Поднял уставшие с прозеленью глаза Секачев, поскоблил желтыми зубами мосластый кулак свой — нервный зуд унял и подумал с щемящей горечью: вот и это уготовано родителям старым: ругать детей, но и просить, просить слезно…
— Одумайся, Анна! Я от мира не ограждаю тебя напрочь. Захотела ты — отпустил в артель. Работай, как без куска хлеба! Не послабей только в нашей древлеотеческой вере, держись своих уставов, после-то, как в лета войдешь, поумнеешь — спасибо скажешь. Я что ругаюсь — ты еще не умом живешь, зудом телесным. А как не сладишь с собой?!
— За что обижаешь, тятенька…
— Эка ты обидчива стала! В твоих годах каждый этим живет. Ну, если уж приспичило замуж идти — ступай! Да ты и мне этим угодишь, мне первому семейно устроить тебя охота. Есть у меня на примете парень в Колбине. Помолчи, не дерзи. Ни в чем он тебя не хужей. Справим свадьбу, и живите без разладицы. Ну, будет об этом. Стол уряди, обедать пора!
Пошла, было, в бор на работу, да вдруг неудержимо потянуло ее туда, на староверческое кладбище, где древние кедры и мудрая вековечная тишина.
Восьмиконечные кресты с иконками давно отбелены солнцем и дождями, давно потеряли свою начальную строгость — наклонно грустят над размытыми холмиками земли.
Часто ходит на кладбище Аннушка, не может она без поклонения матери и тем, кто двести лет тянет на берегу Чулыма длинную родовую нить.

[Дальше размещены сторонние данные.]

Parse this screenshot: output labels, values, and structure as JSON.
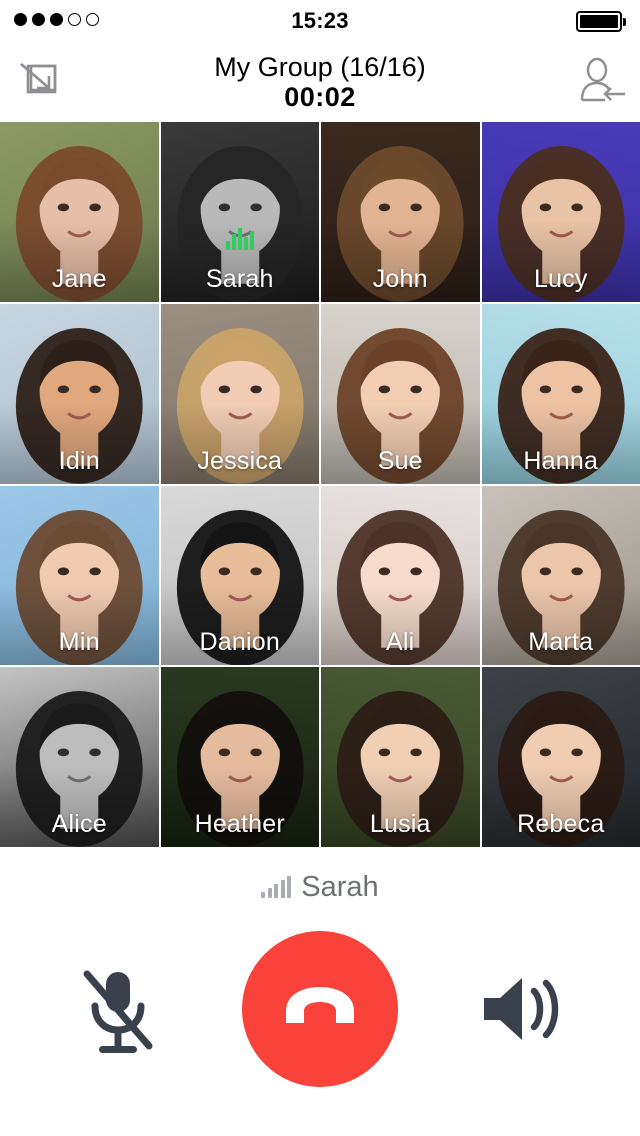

Грех жалеть умерших, убиваться по ним, да никак не пересилить себя. Жили дедичи — работали, радовались миру, что открывался глазам и чувствам, любили, страдали… И вот их нет, будто и не было!

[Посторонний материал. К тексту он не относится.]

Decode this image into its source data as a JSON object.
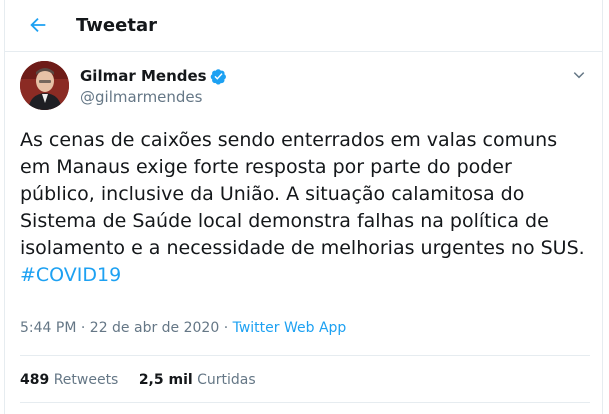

Знает Аннушка, что тленно тело, что есть он, могильный червь, а только мнится ей, что лежат усопшие целыми в узких гробах, что все они слышат и видят, только подняться не могут и нет у них сил разомкнуть уста, чтобы обласкать все понимающей улыбкой. Живые они для нее! И это им повседневным приветом посаженные ею полевые ромашки. Белые, пышно цветут, тянутся чистотой к голубому небу и теряется Аннушка — может, это сама мамонька питает их своей красотой…
Могильные холмики умерших родичей обложены бревнышками, а на прибитых к слегам досках славянская вязь надписей. Матери она сама доску готовила. Резаные буквы на иных досках давно потрескались, сечены колючими зимними снегами, многие слова и не понять, да знает Аннушка, что все Секачевы уставщики от Божьих законов, все брали на себя нелегкое бремя учителей жизни. Намекал как-то родитель, что и ей предназначено…
Присела на песок у могилы матери, и сами потекли горькие сиротские слезы. Мамонька, мамонька… Отошла ты от земной суеты сует, а дочка твоя мается в тенетах жизни, уже и белый свет ей в тягость. Конечно, грешно роптать на родителя, перечить ему, да как сердце молодое сразу уймешь?
Все поднимала и поднимала в себе тоску Аннушка, так выходило, что горше ее судьбины и нет. Теперь каждый встречный-поперечный пальцем станет вслед тыкать и смеяться — про то, уличное, разносить. От одного стыда впору кинуться в Чулым. А что… Плакать, убиваться никто не станет по сироте…
В бору уже за полдень оказалась у балагана, спустилась к озеру сполоснуть потное лицо.
Озеро в низинке, по крутому склону густел молодой сосновый подрост.
Засиделась у воды, загорюнилась Аннушка — так сильно мучит безысходность и укрепляется, захватывает уже неотвязная мысль.